Sunday, 29 April 2007
Gwoemul; horror/ science-fiction/ drama, South Korea, 2006; D: Joon-ho Bong, S: Kang-ho Song, Hie-bong Byeon, Hae-il Park, Du-na Bae, Ah-sung Ko
Seoul. Some American scientist ordered the pouring of the toxic formaldehyde in the local river Han. In 2006 a mutated monster emerged from the river and kidnapped a large number of people in the town, including Hyun-seo, the daughter of Kang-du, a clumsy employee of a small store. Kang-du, his brother Nam-joo, his sister Nam-il and grandpa end up in a quarantine, but manage to escape from the authority to save the daughter who contacted them through the mobile phone that she is still alive. Namely, the monster samples people and places them in the sever in order to eat them later. The government approves the use of the toxic "Yellow Agent", but the monster gets firstly set on fire and killed by Kang-du. Hyun-seo didn't manage to survive, but Kang-du adopted a young boy that was also about to get eaten by the monster.

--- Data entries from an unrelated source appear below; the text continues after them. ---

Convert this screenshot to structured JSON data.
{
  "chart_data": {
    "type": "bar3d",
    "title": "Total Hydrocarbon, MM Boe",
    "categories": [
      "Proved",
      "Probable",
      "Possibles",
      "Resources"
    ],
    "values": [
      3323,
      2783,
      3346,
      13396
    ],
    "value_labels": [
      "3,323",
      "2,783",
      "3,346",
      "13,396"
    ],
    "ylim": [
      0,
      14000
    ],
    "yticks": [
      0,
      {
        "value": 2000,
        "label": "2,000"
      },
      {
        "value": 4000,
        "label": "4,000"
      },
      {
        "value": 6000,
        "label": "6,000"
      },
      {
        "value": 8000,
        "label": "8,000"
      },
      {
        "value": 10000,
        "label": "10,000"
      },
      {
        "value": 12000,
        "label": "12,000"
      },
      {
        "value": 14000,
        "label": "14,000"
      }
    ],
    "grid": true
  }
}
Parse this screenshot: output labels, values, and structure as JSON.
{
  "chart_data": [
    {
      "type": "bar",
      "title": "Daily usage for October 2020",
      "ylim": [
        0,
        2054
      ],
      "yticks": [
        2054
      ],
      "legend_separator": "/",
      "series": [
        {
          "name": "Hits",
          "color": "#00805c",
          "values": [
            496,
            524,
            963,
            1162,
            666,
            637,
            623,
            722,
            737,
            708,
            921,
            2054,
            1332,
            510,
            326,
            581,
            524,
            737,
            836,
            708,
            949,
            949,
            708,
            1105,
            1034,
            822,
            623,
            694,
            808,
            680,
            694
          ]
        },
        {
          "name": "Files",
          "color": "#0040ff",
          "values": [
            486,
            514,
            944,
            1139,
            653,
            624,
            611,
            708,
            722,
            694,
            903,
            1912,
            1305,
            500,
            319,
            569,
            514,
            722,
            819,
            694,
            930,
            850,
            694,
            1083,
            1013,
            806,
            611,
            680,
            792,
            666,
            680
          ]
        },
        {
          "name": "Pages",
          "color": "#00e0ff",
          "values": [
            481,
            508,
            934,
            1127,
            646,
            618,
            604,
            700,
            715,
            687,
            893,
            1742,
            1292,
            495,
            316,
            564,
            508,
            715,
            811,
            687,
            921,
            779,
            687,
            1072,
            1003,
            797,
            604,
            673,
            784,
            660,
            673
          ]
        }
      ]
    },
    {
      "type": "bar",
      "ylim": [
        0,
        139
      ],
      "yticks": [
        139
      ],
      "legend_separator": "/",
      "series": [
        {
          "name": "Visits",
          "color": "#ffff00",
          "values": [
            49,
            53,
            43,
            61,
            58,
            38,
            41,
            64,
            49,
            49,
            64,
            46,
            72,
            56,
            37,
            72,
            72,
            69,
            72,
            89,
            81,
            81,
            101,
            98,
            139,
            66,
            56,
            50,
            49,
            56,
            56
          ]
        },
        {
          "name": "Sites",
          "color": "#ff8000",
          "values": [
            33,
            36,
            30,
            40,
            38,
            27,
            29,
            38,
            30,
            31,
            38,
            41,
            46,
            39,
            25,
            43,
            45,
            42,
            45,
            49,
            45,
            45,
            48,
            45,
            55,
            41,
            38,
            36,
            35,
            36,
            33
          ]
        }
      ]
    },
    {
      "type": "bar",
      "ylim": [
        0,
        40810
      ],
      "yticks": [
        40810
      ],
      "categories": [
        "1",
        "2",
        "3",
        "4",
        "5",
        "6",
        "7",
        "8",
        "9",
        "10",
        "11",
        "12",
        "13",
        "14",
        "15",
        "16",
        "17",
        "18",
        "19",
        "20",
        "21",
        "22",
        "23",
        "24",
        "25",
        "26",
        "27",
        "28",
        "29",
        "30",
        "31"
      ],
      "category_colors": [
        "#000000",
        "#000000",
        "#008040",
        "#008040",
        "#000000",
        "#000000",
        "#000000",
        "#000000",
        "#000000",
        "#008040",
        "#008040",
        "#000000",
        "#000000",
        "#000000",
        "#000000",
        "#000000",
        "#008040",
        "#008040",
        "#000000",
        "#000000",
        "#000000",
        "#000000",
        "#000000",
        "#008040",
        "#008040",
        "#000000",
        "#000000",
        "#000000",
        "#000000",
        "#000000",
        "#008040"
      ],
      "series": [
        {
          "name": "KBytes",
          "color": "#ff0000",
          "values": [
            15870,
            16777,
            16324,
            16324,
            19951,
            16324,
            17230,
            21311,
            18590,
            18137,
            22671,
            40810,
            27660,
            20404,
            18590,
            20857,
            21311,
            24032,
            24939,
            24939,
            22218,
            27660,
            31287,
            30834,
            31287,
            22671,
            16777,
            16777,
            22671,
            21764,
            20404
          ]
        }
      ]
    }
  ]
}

From time to time a movie shows up that takes the standard, cliche concept for a story and handles it in a completely anti-standard way. South Korean fantasy film "The Host" is one of those films, and more. In that unusual endemic film the director Joon-ho Bong amusingly plays with the expectations of the audience: always when the viewer thinks that a situation is going to unravel by the scheme A-B-C, she suddenly unravels by the scheme A-Z-D, which gives the story unpredictability, spirit and charm. Besides the fact that the monster shows up right after 15 minutes, not at the very end, a good example is also a sequence after it kidnapped the daughter and some other citizens: her dad, Kang-du, and his sister, grandpa and brother gather to her improvised "funeral" and start mourning. Then they start whining and sapping, overshadowing every other person that mourned their kidnapped relatives. After a while the whining of the four becomes so exaggerated that it turns into a comedy at one point, especially when they all together fall on the ground and the reporters start taking pictures of them. Bong made a difficult transgression from a drama into a comedy in that sequence with such delicacy as if it was the simplest thing in the world.
The whole concept of a monster not eating their victims, but "saving" them to eat them later is slightly unrealistic, as is it's anatomy and the finale suffers from mild tendentiousness, but despite it's flaws the movie is directed with bravura and contains a load of virtues and healthy spirit with a secret message about family values, human ignorance and fight of the individual against the system: just like in Bong's previous film "Memories of murder", a mass murderer, this time a monster, is terrorizing people and the government could have stopped him, but it didn't, or didn't want to, either to use it as a pretext to place the county under martial law or to use "Agent Yellow". It's a shining film that made the most out of the unpromising plot, offering intelligent questions and social commentary, full of style (the way the protesters fall like dominos when smoke from "Agent Yellow" covers them up) and in one of the most subtly hilarious scenes a reporter on the public TV announces that people that came in contact with the monster became sick, while some guy sneezes on the street in the crowd, making everyone frightened.